In the age of the ancients, sages knew that imagination was not idle fancy, but the first spark of divine fire. They called it the vision of the gods within man, for it is through imagination that mortals touch eternity. When a shepherd gazed upon the stars and saw the patterns of the constellations, he was not merely looking — he was imagining. He was shaping myth, charting navigation, and kindling civilization. From that gaze into the void was born both astronomy and poetry. Thus, imagination is the womb of creation; without it, there is no birth of art, invention, or change.

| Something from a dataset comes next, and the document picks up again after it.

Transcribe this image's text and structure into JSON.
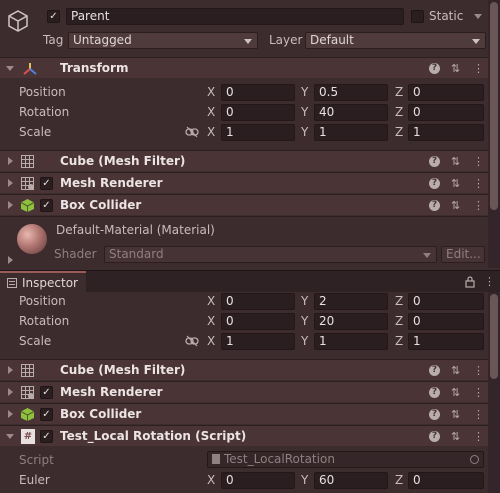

But Shaw’s teaching does not end with imagination. He bids us to will what we imagine. Desire without will is but a flicker in the wind; it dies before it burns. To will is to command the universe to listen, to marshal the forces of mind and body toward the dream’s fulfillment. It is here that vision becomes power. The ancients would say: To will is to bind heaven and earth together. It is through this sacred act of determination that the ethereal becomes real, that thought takes on weight, and destiny begins to take shape.

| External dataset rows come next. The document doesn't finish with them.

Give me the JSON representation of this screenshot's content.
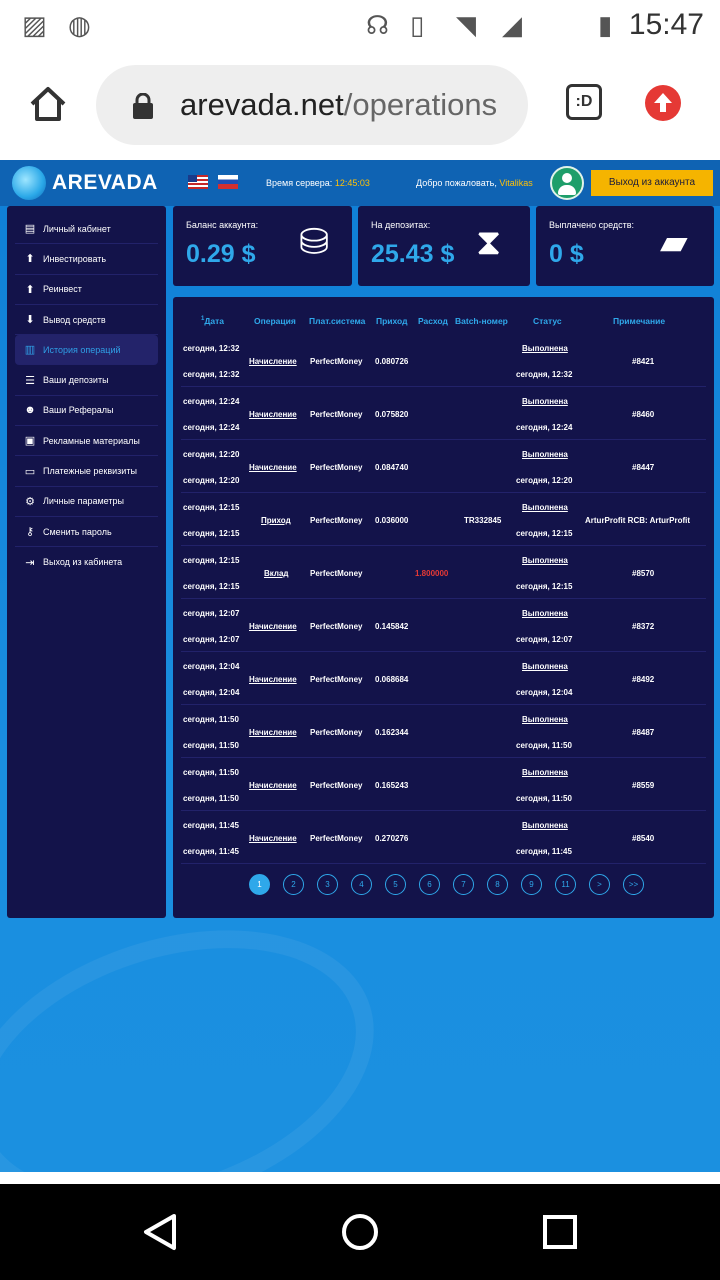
{
  "status_bar": {
    "time": "15:47",
    "icons": [
      "image-icon",
      "vpn-globe-icon",
      "headset-icon",
      "vibrate-icon",
      "wifi-icon",
      "signal-icon",
      "battery-icon"
    ]
  },
  "browser": {
    "url_domain": "arevada.net",
    "url_path": "/operations",
    "tab_label": ":D"
  },
  "site": {
    "logo": "AREVADA",
    "server_time_label": "Время сервера:",
    "server_time_value": "12:45:03",
    "welcome_label": "Добро пожаловать,",
    "username": "Vitalikas",
    "logout_top": "Выход из аккаунта"
  },
  "sidebar": {
    "items": [
      {
        "label": "Личный кабинет",
        "icon": "id-card-icon",
        "glyph": "▤"
      },
      {
        "label": "Инвестировать",
        "icon": "arrow-up-circle-icon",
        "glyph": "⬆"
      },
      {
        "label": "Реинвест",
        "icon": "arrow-up-circle-icon",
        "glyph": "⬆"
      },
      {
        "label": "Вывод средств",
        "icon": "arrow-down-circle-icon",
        "glyph": "⬇"
      },
      {
        "label": "История операций",
        "icon": "bar-chart-icon",
        "glyph": "▥"
      },
      {
        "label": "Ваши депозиты",
        "icon": "list-icon",
        "glyph": "☰"
      },
      {
        "label": "Ваши Рефералы",
        "icon": "users-icon",
        "glyph": "☻"
      },
      {
        "label": "Рекламные материалы",
        "icon": "images-icon",
        "glyph": "▣"
      },
      {
        "label": "Платежные реквизиты",
        "icon": "credit-card-icon",
        "glyph": "▭"
      },
      {
        "label": "Личные параметры",
        "icon": "gears-icon",
        "glyph": "⚙"
      },
      {
        "label": "Сменить пароль",
        "icon": "key-icon",
        "glyph": "⚷"
      },
      {
        "label": "Выход из кабинета",
        "icon": "sign-out-icon",
        "glyph": "⇥"
      }
    ]
  },
  "cards": [
    {
      "label": "Баланс аккаунта:",
      "value": "0.29 $",
      "icon": "coins-icon",
      "glyph": "⛁"
    },
    {
      "label": "На депозитах:",
      "value": "25.43 $",
      "icon": "hourglass-money-icon",
      "glyph": "⧗"
    },
    {
      "label": "Выплачено средств:",
      "value": "0 $",
      "icon": "wallet-icon",
      "glyph": "▰"
    }
  ],
  "table": {
    "headers": {
      "sort_mark": "1",
      "date": "Дата",
      "operation": "Операция",
      "payment_system": "Плат.система",
      "income": "Приход",
      "expense": "Расход",
      "batch": "Batch-номер",
      "status": "Статус",
      "note": "Примечание"
    },
    "rows": [
      {
        "date1": "сегодня, 12:32",
        "date2": "сегодня, 12:32",
        "op": "Начисление",
        "ps": "PerfectMoney",
        "income": "0.080726",
        "expense": "",
        "batch": "",
        "status": "Выполнена",
        "status_date": "сегодня, 12:32",
        "note": "#8421"
      },
      {
        "date1": "сегодня, 12:24",
        "date2": "сегодня, 12:24",
        "op": "Начисление",
        "ps": "PerfectMoney",
        "income": "0.075820",
        "expense": "",
        "batch": "",
        "status": "Выполнена",
        "status_date": "сегодня, 12:24",
        "note": "#8460"
      },
      {
        "date1": "сегодня, 12:20",
        "date2": "сегодня, 12:20",
        "op": "Начисление",
        "ps": "PerfectMoney",
        "income": "0.084740",
        "expense": "",
        "batch": "",
        "status": "Выполнена",
        "status_date": "сегодня, 12:20",
        "note": "#8447"
      },
      {
        "date1": "сегодня, 12:15",
        "date2": "сегодня, 12:15",
        "op": "Приход",
        "ps": "PerfectMoney",
        "income": "0.036000",
        "expense": "",
        "batch": "TR332845",
        "status": "Выполнена",
        "status_date": "сегодня, 12:15",
        "note": "ArturProfit RCB: ArturProfit"
      },
      {
        "date1": "сегодня, 12:15",
        "date2": "сегодня, 12:15",
        "op": "Вклад",
        "ps": "PerfectMoney",
        "income": "",
        "expense": "1.800000",
        "batch": "",
        "status": "Выполнена",
        "status_date": "сегодня, 12:15",
        "note": "#8570"
      },
      {
        "date1": "сегодня, 12:07",
        "date2": "сегодня, 12:07",
        "op": "Начисление",
        "ps": "PerfectMoney",
        "income": "0.145842",
        "expense": "",
        "batch": "",
        "status": "Выполнена",
        "status_date": "сегодня, 12:07",
        "note": "#8372"
      },
      {
        "date1": "сегодня, 12:04",
        "date2": "сегодня, 12:04",
        "op": "Начисление",
        "ps": "PerfectMoney",
        "income": "0.068684",
        "expense": "",
        "batch": "",
        "status": "Выполнена",
        "status_date": "сегодня, 12:04",
        "note": "#8492"
      },
      {
        "date1": "сегодня, 11:50",
        "date2": "сегодня, 11:50",
        "op": "Начисление",
        "ps": "PerfectMoney",
        "income": "0.162344",
        "expense": "",
        "batch": "",
        "status": "Выполнена",
        "status_date": "сегодня, 11:50",
        "note": "#8487"
      },
      {
        "date1": "сегодня, 11:50",
        "date2": "сегодня, 11:50",
        "op": "Начисление",
        "ps": "PerfectMoney",
        "income": "0.165243",
        "expense": "",
        "batch": "",
        "status": "Выполнена",
        "status_date": "сегодня, 11:50",
        "note": "#8559"
      },
      {
        "date1": "сегодня, 11:45",
        "date2": "сегодня, 11:45",
        "op": "Начисление",
        "ps": "PerfectMoney",
        "income": "0.270276",
        "expense": "",
        "batch": "",
        "status": "Выполнена",
        "status_date": "сегодня, 11:45",
        "note": "#8540"
      }
    ]
  },
  "pagination": {
    "pages": [
      "1",
      "2",
      "3",
      "4",
      "5",
      "6",
      "7",
      "8",
      "9",
      "11",
      ">",
      ">>"
    ],
    "active": "1"
  },
  "colors": {
    "accent": "#2fa8ea",
    "panel": "#13134a",
    "logout_button": "#f5b400",
    "expense_red": "#e53935"
  }
}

Consider the tale of Leonardo da Vinci, that timeless child of imagination. He saw in his mind the flight of birds and dreamed of wings of his own design. The world laughed, for who could fly but angels? Yet he willed his imagination into sketches, machines, and study. Though his wings did not carry him into the sky, his will ignited a legacy that centuries later gave birth to human flight. From his dream, the Wright brothers rose; from his sketches, the age of aviation was born. Thus we see: the vision of one age becomes the reality of the next.
And when Shaw speaks of creation, he invokes the moment when dream and will clasp hands in victory. To create what you will is to bring the unseen into the seen — to give body to your own prophecy. This is the moment when thought becomes matter, when the divine spark within man manifests in form. The creator stands before his work as a god before a new dawn, whispering, “It is good.” It is a moment both humble and holy, for in creation, man mirrors the Creator.

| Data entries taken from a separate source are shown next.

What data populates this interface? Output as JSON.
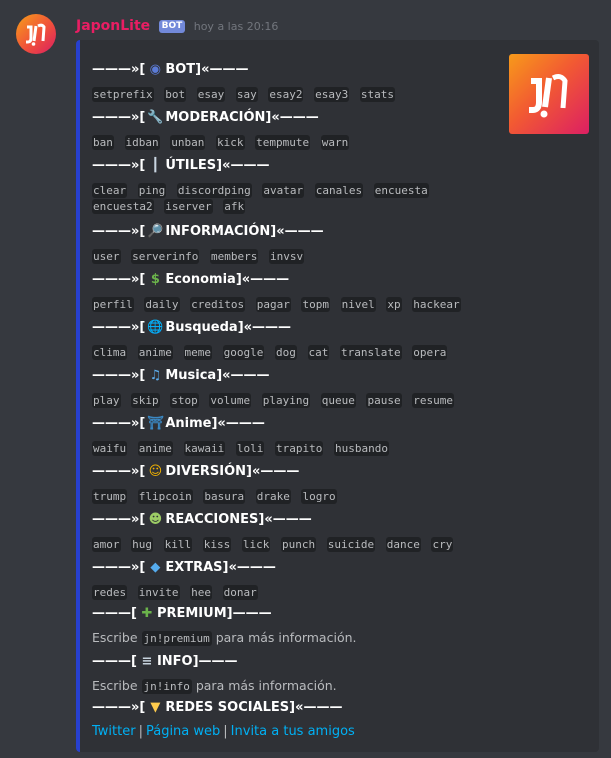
{
  "author": {
    "name": "JaponLite",
    "tag": "BOT",
    "time": "hoy a las 20:16"
  },
  "sections": [
    {
      "title_prefix": "———»[",
      "icon": "robot-icon",
      "icon_glyph": "◉",
      "icon_color": "#5b7bd6",
      "title": "BOT]«———",
      "commands": [
        "setprefix",
        "bot",
        "esay",
        "say",
        "esay2",
        "esay3",
        "stats"
      ]
    },
    {
      "title_prefix": "———»[",
      "icon": "wrench-icon",
      "icon_glyph": "🔧",
      "icon_color": "#8899a6",
      "title": "MODERACIÓN]«———",
      "commands": [
        "ban",
        "idban",
        "unban",
        "kick",
        "tempmute",
        "warn"
      ]
    },
    {
      "title_prefix": "———»[",
      "icon": "barber-pole-icon",
      "icon_glyph": "┃",
      "icon_color": "#c9d6e2",
      "title": "ÚTILES]«———",
      "commands": [
        "clear",
        "ping",
        "discordping",
        "avatar",
        "canales",
        "encuesta",
        "encuesta2",
        "iserver",
        "afk"
      ]
    },
    {
      "title_prefix": "———»[",
      "icon": "magnifier-icon",
      "icon_glyph": "🔎",
      "icon_color": "#9aa6b2",
      "title": "INFORMACIÓN]«———",
      "commands": [
        "user",
        "serverinfo",
        "members",
        "invsv"
      ]
    },
    {
      "title_prefix": "———»[",
      "icon": "money-icon",
      "icon_glyph": "$",
      "icon_color": "#6bb34b",
      "title": "Economia]«———",
      "commands": [
        "perfil",
        "daily",
        "creditos",
        "pagar",
        "topm",
        "nivel",
        "xp",
        "hackear"
      ]
    },
    {
      "title_prefix": "———»[",
      "icon": "globe-icon",
      "icon_glyph": "🌐",
      "icon_color": "#4aa8e0",
      "title": "Busqueda]«———",
      "commands": [
        "clima",
        "anime",
        "meme",
        "google",
        "dog",
        "cat",
        "translate",
        "opera"
      ]
    },
    {
      "title_prefix": "———»[",
      "icon": "music-notes-icon",
      "icon_glyph": "♫",
      "icon_color": "#5dadec",
      "title": " Musica]«———",
      "commands": [
        "play",
        "skip",
        "stop",
        "volume",
        "playing",
        "queue",
        "pause",
        "resume"
      ]
    },
    {
      "title_prefix": "———»[",
      "icon": "kimono-icon",
      "icon_glyph": "⛩",
      "icon_color": "#3b88c3",
      "title": "Anime]«———",
      "commands": [
        "waifu",
        "anime",
        "kawaii",
        "loli",
        "trapito",
        "husbando"
      ]
    },
    {
      "title_prefix": "———»[",
      "icon": "laughing-face-icon",
      "icon_glyph": "☺",
      "icon_color": "#f4b400",
      "title": "DIVERSIÓN]«———",
      "commands": [
        "trump",
        "flipcoin",
        "basura",
        "drake",
        "logro"
      ]
    },
    {
      "title_prefix": "———»[",
      "icon": "theater-masks-icon",
      "icon_glyph": "☻",
      "icon_color": "#9ccc65",
      "title": "REACCIONES]«———",
      "commands": [
        "amor",
        "hug",
        "kill",
        "kiss",
        "lick",
        "punch",
        "suicide",
        "dance",
        "cry"
      ]
    },
    {
      "title_prefix": "———»[",
      "icon": "diamond-shape-icon",
      "icon_glyph": "◆",
      "icon_color": "#55acee",
      "title": "EXTRAS]«———",
      "commands": [
        "redes",
        "invite",
        "hee",
        "donar"
      ]
    }
  ],
  "premium": {
    "title_prefix": "———[",
    "icon": "puzzle-icon",
    "icon_glyph": "✚",
    "icon_color": "#6bb34b",
    "title": "PREMIUM]———",
    "text_before": "Escribe ",
    "code": "jn!premium",
    "text_after": " para más información."
  },
  "info": {
    "title_prefix": "———[",
    "icon": "scroll-icon",
    "icon_glyph": "≡",
    "icon_color": "#c7d3dd",
    "title": "INFO]———",
    "text_before": "Escribe ",
    "code": "jn!info",
    "text_after": " para más información."
  },
  "social": {
    "title_prefix": "———»[",
    "icon": "beginner-icon",
    "icon_glyph": "▼",
    "icon_color": "#ffcc4d",
    "title": " REDES SOCIALES]«———",
    "links": [
      "Twitter",
      "Página web",
      "Invita a tus amigos"
    ],
    "separator": "|"
  }
}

Yet this truth carries both power and warning. To imagine darkness is to summon it; to dwell in despair is to sculpt it into being. The same fire that builds can also destroy. Thus, the wise must guard their imagination and guide their will with virtue. For the world outside is but a reflection of the world within. The sculptor must first cleanse his soul before shaping the marble of existence.
The lesson, then, is this: to live is to create, and to create is to imagine with purpose and will with courage. Let your mind dream boldly, for it is the seed of all greatness. Let your will be steadfast, for it is the hand that shapes destiny. And when the time comes, act — for creation belongs not to the timid but to those who dare to give form to their inner fire. Rise each day and ask yourself: What shall I imagine? What shall I will? What shall I create? In these three questions lies the whole mystery of human greatness.
So, my child of tomorrow, remember Shaw’s words as the ancients remembered the wisdom of the stars: your imagination is sacred, your will is divine, and your creation is eternal. Guard them, nurture them, and let them move together as the rhythm of your life. For in doing so, you do not merely live — you become the architect of worlds unseen, the maker of destiny, and the child of creation itself.